Hi all, I am trying to develop a good workflow to...
# ask-community
o
Hi all, I am trying to develop a good workflow to go from nothing to a production ready project. My data science user are domain experts in alternate domains that are moving into data science, as such simplicity is key. However I also want to minimise productionisation and mismatch between production and development. All very WIP as well.. so maybe this is premature optimisation. I think it's standard to fit the development into 2 phases. r+d and then productionisation. R+D is handled by data scientists, I imagine they will use assets and will not expect them to handle anything to do with resources and io. eg they just define their resources in the asset and get their pipeline developed. next comes data eng, they will pull out all resources, attach appropriate io managers and the rest. To POC the idea I have 1. created several assets that work for a small amount of data (data scientist duties) 2. created a graph that strings together the assets with some batching (data eng duties) I was asking @chris about an unrelated topic and he mentioned that it's bad practice to have assets as operations in graphs. Unfortunately this will then mean a lot more refactoring for the data eng and after productionisation the data scientists may have trouble recognising and being able to run their code. the alternative, to write all assets as ops and then
AssetsDefinition.from_op
in the datascientists role, but this takes away some of the magic and ease of SDA's IMO I had a look at the example projects but nothing really seemed to match my use case too much, the relevant examples tend to use partitioning for scaling which is a little difficult to implement in my situation since the number of partitions is data dependent so a few questions if I may 1. suggestions for project layout that could facilitate this 2. why shouldn't assets be used as ops -- not sure why but I thought this was an intended mechanic 3. suggestions on any other workflows that might fit this use case thanks 🙂
example of the code in question
Copy code
@asset(
    io_manager_key='inferences_io'
)
def inference(model: FlairNerModel, dataset: list[object]):
        
    inference = model.predict_many(preprocess)

    return inference

@op(out=DynamicOut())
def batch(context, dataset):

    batch_size = context.op_config['batch_size']
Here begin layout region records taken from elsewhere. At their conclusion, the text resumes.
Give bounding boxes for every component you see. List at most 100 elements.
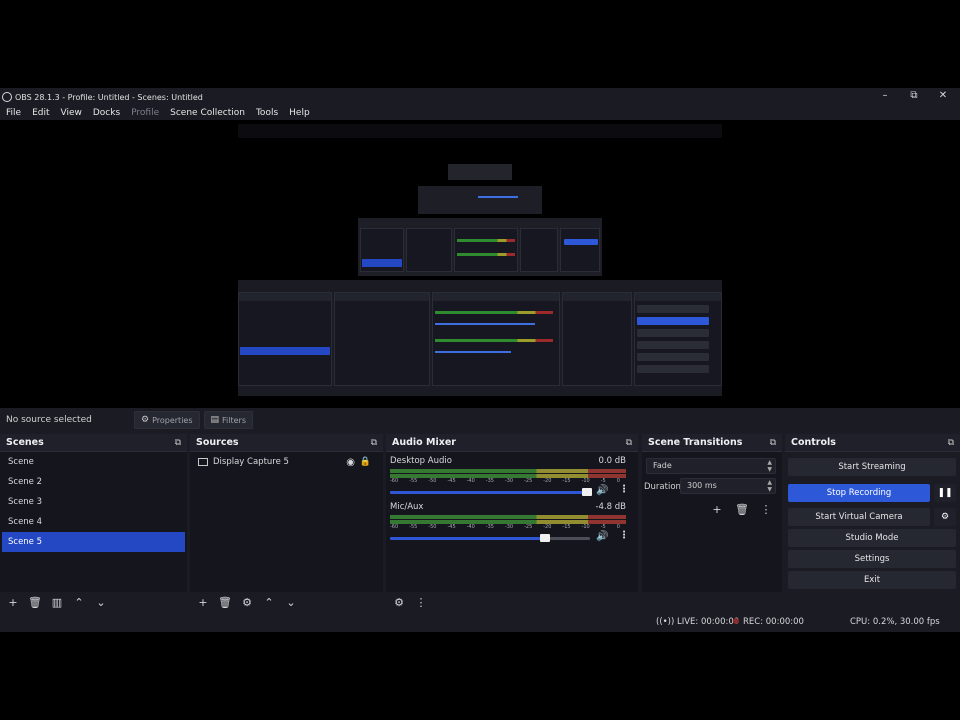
trash-icon[interactable]: 🗑	[733, 502, 751, 518]
minimize-button[interactable]: –	[877, 90, 893, 101]
more-icon[interactable]: ⋮	[757, 502, 775, 518]
pause-icon[interactable]: ❚❚	[934, 484, 956, 502]
source-item[interactable]: Display Capture 5 ◉ 🔒	[190, 452, 383, 472]
properties-button[interactable]: ⚙ Properties	[134, 411, 200, 429]
float-icon[interactable]: ⧉	[626, 438, 632, 448]
eye-icon[interactable]: ◉	[346, 457, 355, 468]
gear-icon[interactable]: ⚙	[238, 595, 256, 611]
maximize-button[interactable]: ⧉	[906, 90, 922, 101]
volume-slider[interactable]	[390, 537, 542, 540]
start-virtual-camera-button[interactable]: Start Virtual Camera	[788, 508, 930, 526]
chevron-down-icon[interactable]: ⌄	[282, 595, 300, 611]
controls-title: Controls	[791, 437, 836, 448]
start-streaming-button[interactable]: Start Streaming	[788, 458, 956, 476]
nested-inner-mixer	[454, 228, 518, 272]
trash-icon[interactable]: 🗑	[216, 595, 234, 611]
transition-select[interactable]: Fade ▲ ▼	[646, 458, 776, 474]
obs-window: OBS 28.1.3 - Profile: Untitled - Scenes:…	[0, 88, 960, 632]
scene-item[interactable]: Scene 3	[0, 492, 187, 512]
scale-tick: -45	[447, 524, 456, 530]
sources-list: Display Capture 5 ◉ 🔒	[190, 452, 383, 592]
more-icon[interactable]: ⋮	[412, 595, 430, 611]
float-icon[interactable]: ⧉	[175, 438, 181, 448]
menu-docks[interactable]: Docks	[93, 108, 120, 118]
channel-name: Desktop Audio	[390, 456, 452, 466]
scene-item[interactable]: Scene	[0, 452, 187, 472]
nested-ctrl-3	[637, 329, 709, 337]
scale-tick: -10	[581, 478, 590, 484]
filter-icon[interactable]: ▥	[48, 595, 66, 611]
volume-slider[interactable]	[390, 491, 586, 494]
channel-db: -4.8 dB	[595, 502, 626, 512]
nested-ctrl-6	[637, 365, 709, 373]
chevron-up-icon[interactable]: ⌃	[260, 595, 278, 611]
controls-header: Controls ⧉	[785, 434, 960, 452]
title-bar: OBS 28.1.3 - Profile: Untitled - Scenes:…	[0, 88, 960, 106]
nested-scene-selected	[240, 347, 330, 355]
nested-meter-2	[435, 339, 553, 342]
gear-icon[interactable]: ⚙	[934, 508, 956, 526]
nested-inner-scenes	[360, 228, 404, 272]
filters-button[interactable]: ▤ Filters	[203, 411, 254, 429]
menu-help[interactable]: Help	[289, 108, 310, 118]
scale-tick: -35	[485, 524, 494, 530]
scale-tick: -25	[524, 524, 533, 530]
more-icon[interactable]: ⋮	[619, 530, 629, 541]
float-icon[interactable]: ⧉	[770, 438, 776, 448]
speaker-icon[interactable]: 🔊	[596, 485, 608, 496]
add-icon[interactable]: +	[4, 595, 22, 611]
stop-recording-button[interactable]: Stop Recording	[788, 484, 930, 502]
settings-button[interactable]: Settings	[788, 550, 956, 568]
chevron-up-icon[interactable]: ⌃	[70, 595, 88, 611]
menu-scene-collection[interactable]: Scene Collection	[170, 108, 245, 118]
more-icon[interactable]: ⋮	[619, 484, 629, 495]
nested-inner-window	[358, 218, 602, 276]
scale-tick: -35	[485, 478, 494, 484]
source-toolbar: No source selected ⚙ Properties ▤ Filter…	[0, 408, 960, 432]
scene-item[interactable]: Scene 4	[0, 512, 187, 532]
nested-scenes	[238, 292, 332, 386]
trash-icon[interactable]: 🗑	[26, 595, 44, 611]
scene-item[interactable]: Scene 2	[0, 472, 187, 492]
chevron-down-icon[interactable]: ⌄	[92, 595, 110, 611]
preview-canvas[interactable]	[0, 120, 960, 408]
nested-ctrl-4	[637, 341, 709, 349]
mixer-settings-icon[interactable]: ⚙	[390, 595, 408, 611]
controls-dock: Controls ⧉ Start Streaming Stop Recordin…	[785, 434, 960, 614]
scale-tick: -25	[524, 478, 533, 484]
float-icon[interactable]: ⧉	[948, 438, 954, 448]
add-icon[interactable]: +	[194, 595, 212, 611]
volume-knob[interactable]	[540, 534, 550, 542]
menu-bar: File Edit View Docks Profile Scene Colle…	[0, 106, 315, 120]
volume-knob[interactable]	[582, 488, 592, 496]
float-icon[interactable]: ⧉	[371, 438, 377, 448]
menu-profile[interactable]: Profile	[131, 108, 159, 118]
scenes-header: Scenes ⧉	[0, 434, 187, 452]
menu-edit[interactable]: Edit	[32, 108, 49, 118]
scenes-footer: + 🗑 ▥ ⌃ ⌄	[0, 592, 187, 614]
speaker-icon[interactable]: 🔊	[596, 531, 608, 542]
nested-inner-meter-2	[457, 253, 515, 256]
nested-sources-header	[335, 293, 429, 301]
studio-mode-button[interactable]: Studio Mode	[788, 529, 956, 547]
menu-file[interactable]: File	[6, 108, 21, 118]
exit-button[interactable]: Exit	[788, 571, 956, 589]
add-icon[interactable]: +	[708, 502, 726, 518]
scale-tick: -10	[581, 524, 590, 530]
scenes-title: Scenes	[6, 437, 44, 448]
nested-ctrl-5	[637, 353, 709, 361]
nested-ctrl-1	[637, 305, 709, 313]
live-status: ((•)) LIVE: 00:00:00	[656, 617, 739, 627]
menu-view[interactable]: View	[61, 108, 82, 118]
broadcast-icon: ((•))	[656, 617, 677, 627]
nested-inner-sources	[406, 228, 452, 272]
lock-icon[interactable]: 🔒	[360, 457, 371, 467]
close-button[interactable]: ✕	[935, 90, 951, 101]
sources-header: Sources ⧉	[190, 434, 383, 452]
scenes-list: Scene Scene 2 Scene 3 Scene 4 Scene 5	[0, 452, 187, 592]
cpu-status: CPU: 0.2%, 30.00 fps	[850, 617, 940, 627]
mixer-title: Audio Mixer	[392, 437, 456, 448]
duration-input[interactable]: 300 ms ▲ ▼	[680, 478, 776, 494]
scene-item-selected[interactable]: Scene 5	[2, 532, 185, 552]
menu-tools[interactable]: Tools	[256, 108, 278, 118]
    n_batches = int(ceil(len(dataset)/batch_size))
    get_batch = lambda x: dataset.iloc[x*batch_size:(x+1)*batch_size]
    batches = map(get_batch, range(n_batches))
    indexed_batches = zip(batches, range(n_batches))

    wrap_batches = lambda data, idx: DynamicOutput(data, mapping_key=str(idx))
    outputs = starmap(wrap_batches, indexed_batches)


    yield from outputs

@op
def collect(results):
    return pd.concat(results, ignore_index=True)


@graph
def batch_inference(model, dataset):

    batch_size = 50
    batcher = batch.configured({'batch_size': batch_size}, f'batch_{batch_size}')

    batches = batcher(dataset)
    inferenced = batches.map(lambda x: inference(model, x))
    
    return collect(inferenced.collect())
j
Hi @Oliver this guide explains some of the differences ops and assets a bit better. it's written for someone potentially migrating from ops to assets, but the first two sections (Why use software defined assets, and When should i use software defined assets) are good general information. @sandy can probably speak to this better than I can, but in a general sense, an asset is supposed to be a declarative software representation of a single persistent object (a table in a DB, an ML model, etc), whereas an op is more like a task. So in the code snippet you gave, id recommend that the
inference
asset actually be an op since you are using it to perform the same task on a variety of inputs. without knowing more about your use case, i think what could potentially be assets are the
dataset
input to your graph and the output of the
batch_inference
graph
🌈 1
s
@Oliver - when you say "this takes away some of the magic and ease of SDA's IMO", are there elements you're thinking about in particular that you'd lose if you used ops instead of assets in this case?
Also, something I believe you could do if you want to keep
inference
as an asset is:
Copy code
inferenced = batches.map(lambda x: inference.op(model, x))
o
ah maybe just being pendatic 😅 I guess I am thinking of two views, data eng and data science and I want to abstract dagster internals out of the equation for ds, assets does that really well yes that works! would there be any caveats?
s
no caveats that I can think of - curious to hear how it goes for you
🌈 1
o
not well - couldn't scale it within a single run so ended up just going with partitioning 🌈